Researchers at Dartmouth’s and Dartmouth-Hitchcock’s Norris Cotton Cancer Center (NCCC), USA, hope to make oestrogen therapy a more accessible treatment option for breast cancer patients who could benefit from it.
Anti-oestrogen treatments, which block growth signals from oestrogen receptors (ER) in tumours, are effective treatments for ER breast cancer.
But it is common for breast tumours to become resistant to anti-oestrogen treatments over time.
The research team, led by molecular biologist Todd Miller, PhD, and Nicole Traphagen, a PhD candidate in the Miller Laboratory, found that in mice, cycling between oestrogen treatment and anti-oestrogen treatment at a specific point in time can dramatically increase the duration of tumour regression.
The team’s unconventional approach has exciting implications for breast cancer patients by suggesting that treating short-term with oestrogen before anti-oestrogen therapy resistance occurs, and then switching back to a more standard anti-oestrogen therapy can better control tumour growth long-term.
Traphagen and Miller have newly published their findings, entitled “High oestrogen receptor alpha activation confers resistance to oestrogen deprivation and is required for therapeutic response to oestrogen in breast cancer,” in Oncogene.
“Although we typically think of oestrogens as feeding breast cancer growth, treatment with oestrogens can induce tumour regression in some patients with anti-oestrogen resistant breast tumours,” says Miller. Even though oestrogen treatment is effective in some patients, oestrogen therapy is rarely used.
An ongoing clinical trial at NCCC (POLLY; NCT0218875) will determine whether the strategy of cycling between oestrogen therapy and anti-oestrogen therapies is effective in human patients with advanced breast cancer.
“Tumours that initially respond to oestrogen therapy eventually develop resistance to it by decreasing the amount of oestrogen receptors in the tumour cells.
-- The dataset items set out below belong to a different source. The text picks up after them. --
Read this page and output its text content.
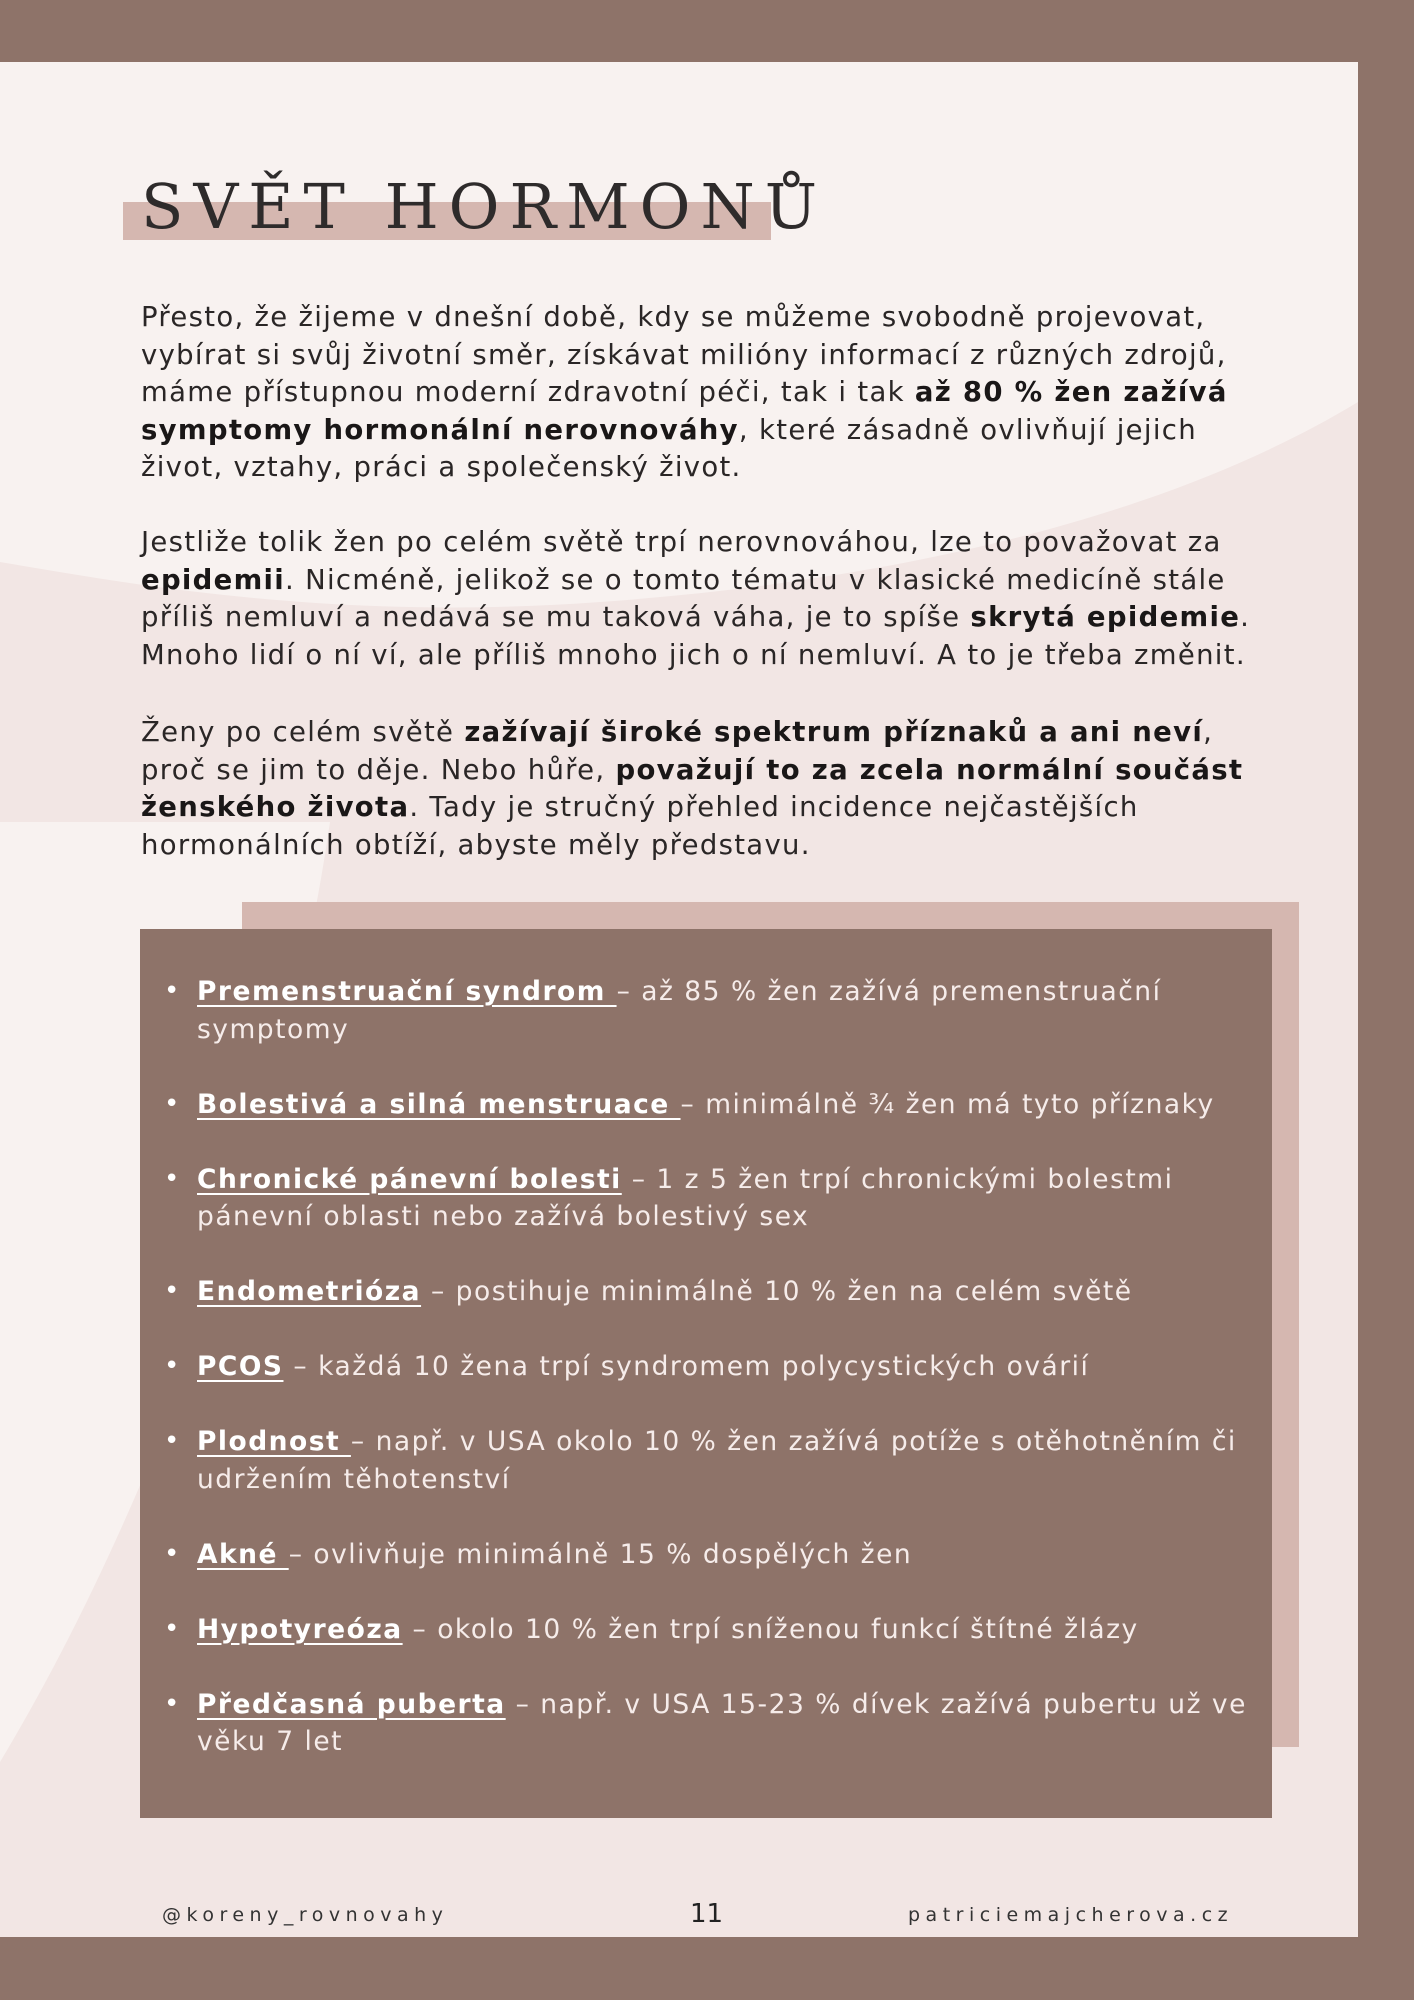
SVĚT HORMONŮ

Přesto, že žijeme v dnešní době, kdy se můžeme svobodně projevovat, vybírat si svůj životní směr, získávat milióny informací z různých zdrojů, máme přístupnou moderní zdravotní péči, tak i tak až 80 % žen zažívá symptomy hormonální nerovnováhy, které zásadně ovlivňují jejich život, vztahy, práci a společenský život.

Jestliže tolik žen po celém světě trpí nerovnováhou, lze to považovat za epidemii. Nicméně, jelikož se o tomto tématu v klasické medicíně stále příliš nemluví a nedává se mu taková váha, je to spíše skrytá epidemie. Mnoho lidí o ní ví, ale příliš mnoho jich o ní nemluví. A to je třeba změnit.

Ženy po celém světě zažívají široké spektrum příznaků a ani neví, proč se jim to děje. Nebo hůře, považují to za zcela normální součást ženského života. Tady je stručný přehled incidence nejčastějších hormonálních obtíží, abyste měly představu.

• Premenstruační syndrom – až 85 % žen zažívá premenstruační symptomy
• Bolestivá a silná menstruace – minimálně ¾ žen má tyto příznaky
• Chronické pánevní bolesti – 1 z 5 žen trpí chronickými bolestmi pánevní oblasti nebo zažívá bolestivý sex
• Endometrióza – postihuje minimálně 10 % žen na celém světě
• PCOS – každá 10 žena trpí syndromem polycystických ovárií
• Plodnost – např. v USA okolo 10 % žen zažívá potíže s otěhotněním či udržením těhotenství
• Akné – ovlivňuje minimálně 15 % dospělých žen
• Hypotyreóza – okolo 10 % žen trpí sníženou funkcí štítné žlázy
• Předčasná puberta – např. v USA 15-23 % dívek zažívá pubertu už ve věku 7 let

@koreny_rovnovahy	11	patriciemajcherova.cz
Once these tumours become resistant to oestrogen therapy, they can be successfully treated with anti-oestrogen therapies,” says Traphagen.
“This finding suggests that treatment with oestrogen can re-sensitise patients’ tumours to anti-oestrogen therapies, even if those tumours had previously acquired resistance to anti-oestrogen treatments.”
Miller and Traphagen will also study the molecular characteristics of breast cells that respond to oestrogen therapy.
The goal is to use this information to predict and improve the selection of patients who may respond to oestrogen therapy and inform the development of new drug combinations to optimise the anti-cancer effects of oestrogen therapy.